Let’s do the math for an average takeaway/delivery restaurant:
| Scenario | Orders per week | Avg. order amount | Weekly revenue | Annual revenue |
|---|---|---|---|---|
| Without loyalty | 400 | €22.50 | €9,000 | €468,000 |
| With loyalty (+20%) | 400 | €27.00 | €10,800 | €561,600 |
| Difference | +€1,800/wk | +€93,600/year |
That is nearly one hundred thousand extra revenue per year — from the same customers, with the same kitchen, without extra advertising costs. For a chain or franchise, this naturally increases much further.
Loyalty as a competitive advantage in an unpredictable market
Rising procurement costs, higher wages, a tight labor market, price-sensitive consumers — margins in the hospitality industry are under structural pressure. In such a market, regular, returning guests are not a luxury but a necessity. They provide you with predictable revenue, lower marketing costs, and a buffer against market fluctuations.
Entrepreneurs who invest in a digital loyalty program now are building a more stable revenue base that competitors without customer insight cannot match. And the beauty is: the longer you run it, the more valuable your data becomes.
Get started with CashDesk
The CashDesk Loyalty Program is an extension that you can seamlessly activate within your existing CashDesk ordering website. Because all orders already come in through your own website, you don’t need to link separate tools or transfer customer data — everything runs on one central platform:
- Integrated into your existing CashDesk ordering website
- Customer profiles that build automatically with every online order
- Segmentation based on ordering behavior, frequency, and average order value
- Automated email and push campaigns per segment
- Fully GDPR-compliant and hosted in the Netherlands
The Loyalty Program is an optional, paid extension on top of your CashDesk subscription. For most delivery and takeaway restaurants, the investment is earned back within a few weeks.
Want to know how much revenue you are missing with your current setup? Schedule a free demo and we will calculate it together based on your own order data — including an honest estimate of what the Loyalty Program can concretely deliver for your business.
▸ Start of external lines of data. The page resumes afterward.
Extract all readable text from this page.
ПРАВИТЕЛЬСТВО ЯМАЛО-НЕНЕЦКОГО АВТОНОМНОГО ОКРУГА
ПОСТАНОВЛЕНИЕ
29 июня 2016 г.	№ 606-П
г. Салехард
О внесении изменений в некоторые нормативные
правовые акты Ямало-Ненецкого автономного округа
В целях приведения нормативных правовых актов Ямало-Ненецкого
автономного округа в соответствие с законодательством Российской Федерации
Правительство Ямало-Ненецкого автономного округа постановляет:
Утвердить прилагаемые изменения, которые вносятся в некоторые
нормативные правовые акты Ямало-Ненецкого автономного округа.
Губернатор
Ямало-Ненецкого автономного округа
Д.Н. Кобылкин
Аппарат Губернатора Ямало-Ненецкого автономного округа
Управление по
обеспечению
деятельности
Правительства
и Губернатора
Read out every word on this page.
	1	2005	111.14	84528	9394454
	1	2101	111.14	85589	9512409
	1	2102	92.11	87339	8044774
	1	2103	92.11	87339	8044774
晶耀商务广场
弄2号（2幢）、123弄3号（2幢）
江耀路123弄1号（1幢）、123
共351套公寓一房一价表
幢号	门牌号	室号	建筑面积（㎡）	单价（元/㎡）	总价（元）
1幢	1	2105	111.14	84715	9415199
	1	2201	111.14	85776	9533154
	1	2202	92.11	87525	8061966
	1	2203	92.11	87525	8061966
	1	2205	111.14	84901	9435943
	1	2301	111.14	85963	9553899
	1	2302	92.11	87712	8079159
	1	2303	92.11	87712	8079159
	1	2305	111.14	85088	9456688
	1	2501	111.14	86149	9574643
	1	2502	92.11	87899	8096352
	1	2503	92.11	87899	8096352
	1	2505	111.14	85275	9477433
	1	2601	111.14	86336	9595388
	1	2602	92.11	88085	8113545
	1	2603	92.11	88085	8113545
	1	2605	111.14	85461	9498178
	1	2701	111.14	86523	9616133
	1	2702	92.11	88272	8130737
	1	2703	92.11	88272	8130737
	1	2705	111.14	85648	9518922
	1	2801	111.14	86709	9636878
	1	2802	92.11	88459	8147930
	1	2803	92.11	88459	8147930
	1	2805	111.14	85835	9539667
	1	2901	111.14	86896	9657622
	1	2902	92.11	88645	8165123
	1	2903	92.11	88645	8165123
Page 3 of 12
How much does a loyalty program cost for my restaurant?
The CashDesk Loyalty Program is a paid extra feature that you can activate within any CashDesk ordering website. The costs are typically earned back within a few weeks through higher spending per guest and the increased number of repeat orders. Request a non-binding quote for current rates.
How long does it take before I see results?
The first results of reactivation campaigns are often visible within 2 to 4 weeks. The full effect (average +20% spending per guest) builds up over 3 to 6 months as you refine segments and actions.
Is this GDPR-compliant?
Yes, provided customers give explicit consent for marketing communication during their order. CashDesk handles this opt-in by default during the checkout process.
Does this also work if I work through Take-Awy or Uber Eats?
External delivery platforms keep the customer data themselves — that is exactly why having your own ordering website is so valuable. Only through your own channel can you build direct customer relationships.
What if my customers do not want to create an account?
That is why we work with a lightweight profile: customers only provide an email address and phone number, and can then continue to order as guests. No password hassle, but full customer data.